On the contrary, it mentions that the main memory impairment is produced by substances such as alcohol, drugs and tobacco and naturally foods that contain a large amount of saturated fat and sugar that do not contribute anything to our body and that they do develop obesity. “Habits such as sedentary lifestyle and lack of sleep, to which stress and anxiety are usually added, have an even greater impact on memory impairment,” adds Dr. Antonio Escribano.


Along these lines, Dr. Escribano affirms that it is proven that preventing obesity through healthy lifestyles It would also have a collateral impact on the prevention of neurodegenerative diseases, due to the established relationship between both, since patients with obesity in the middle stages of life have a greater risk of suffering from memory and cognition alterations.

“This relationship is direct, but it is also linked to factors that cause obesity, such as, for example, alcohol or poor diet. Others, such as excess sugar or saturated fat act to the same extent. But also Therefore, obesity by itself implies an increase in cardiovascular risk factors, sleep apnea, etc., and the relationship of all this with memory and brain health“, adds the specialist in Endocrinology and Nutrition.

What’s more, point out that there is studies that associate obesity with a specific deficit in communication between neurons, the decrease in some areas of the brain related to attention, memory and cognitive processes in general.

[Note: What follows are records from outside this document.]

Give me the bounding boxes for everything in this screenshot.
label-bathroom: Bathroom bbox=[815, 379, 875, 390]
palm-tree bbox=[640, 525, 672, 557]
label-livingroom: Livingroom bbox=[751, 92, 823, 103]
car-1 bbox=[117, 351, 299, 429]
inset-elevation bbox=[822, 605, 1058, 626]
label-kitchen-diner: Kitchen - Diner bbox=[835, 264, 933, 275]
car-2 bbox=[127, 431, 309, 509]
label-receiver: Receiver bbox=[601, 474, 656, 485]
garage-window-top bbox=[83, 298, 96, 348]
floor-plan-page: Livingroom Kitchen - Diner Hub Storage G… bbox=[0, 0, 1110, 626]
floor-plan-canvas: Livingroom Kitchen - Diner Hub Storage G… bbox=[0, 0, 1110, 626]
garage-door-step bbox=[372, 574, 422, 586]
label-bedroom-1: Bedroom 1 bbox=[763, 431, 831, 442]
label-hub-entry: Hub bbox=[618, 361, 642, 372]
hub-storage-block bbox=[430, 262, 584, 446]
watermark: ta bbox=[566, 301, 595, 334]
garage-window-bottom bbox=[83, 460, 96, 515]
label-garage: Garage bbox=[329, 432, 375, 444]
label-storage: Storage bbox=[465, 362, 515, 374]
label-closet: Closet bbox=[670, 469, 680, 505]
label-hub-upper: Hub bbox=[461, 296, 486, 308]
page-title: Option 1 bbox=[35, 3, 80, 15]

In our current society, excess consumption of fats, especially trans, and sugars is frequent: “Excess sugar usually manifests itself with digestive problems, skin alterations such as acne, a feeling of bloating that is usually interpreted as fluid retention , behavioral alterations such as irritability and insomnia, and of course a tendency to be overweight and obese. ”

In this sense, it warns that excess sugar can harm our brain: “Glucose, normally called sugar, is the fuel used by the brain. Its deficit modifies brain functions, but its excess also changes. When there are frequent highs and lows in sugar, cognitive function is altered and these ups and downs produce the slowing of brain function and mental concentration “.

With this, it states that excess sugar reduces intellectual performance, since its increase is followed in many cases by reactive hypoglycemia that affects mental concentration. “When these ups and downs are repeated frequently, a kind of feeling of fatigue is produced in the body that ultimately affects the brain,” says Dr. Escribano.

In turn, he defends that to maintain a correct diet every day we should eat fruits, all equally valid and necessary, and three to five pieces a day. Likewise, it mentions that once twice a day we should consume greens and vegetables, while Also on a daily basis it is advisable to eat a small amount of nuts, some bread, dairy products, fats (mostly unsaturated and in little quantity), and of course Water.

It also suggests ingesting twice a week legumes, rice, pasta and potatoes, and three times cereals. From four to five times a week meats (at least two of them, red), as well as 5 times a week fish, two of them blue, and eggs (three to five a week).

To all this, in his opinion we must add habits that facilitate the digestive process and the usefulness of food, such as chew and eat slowly, something fundamental. You usually eat very quickly, almost always for no reason, just out of habit.

“When you do this, you chew little or nothing and overlook one of the key processes of eating, which is mechanical digestion. You have to chew between 20 and 25 times each bite. Eating without chewing and quickly has a A damaging effect on our health and it is the amount of air we swallow when we eat, which then costs a lot to expel and further increases the pressure inside the stomach and the feeling of heaviness “, he adds.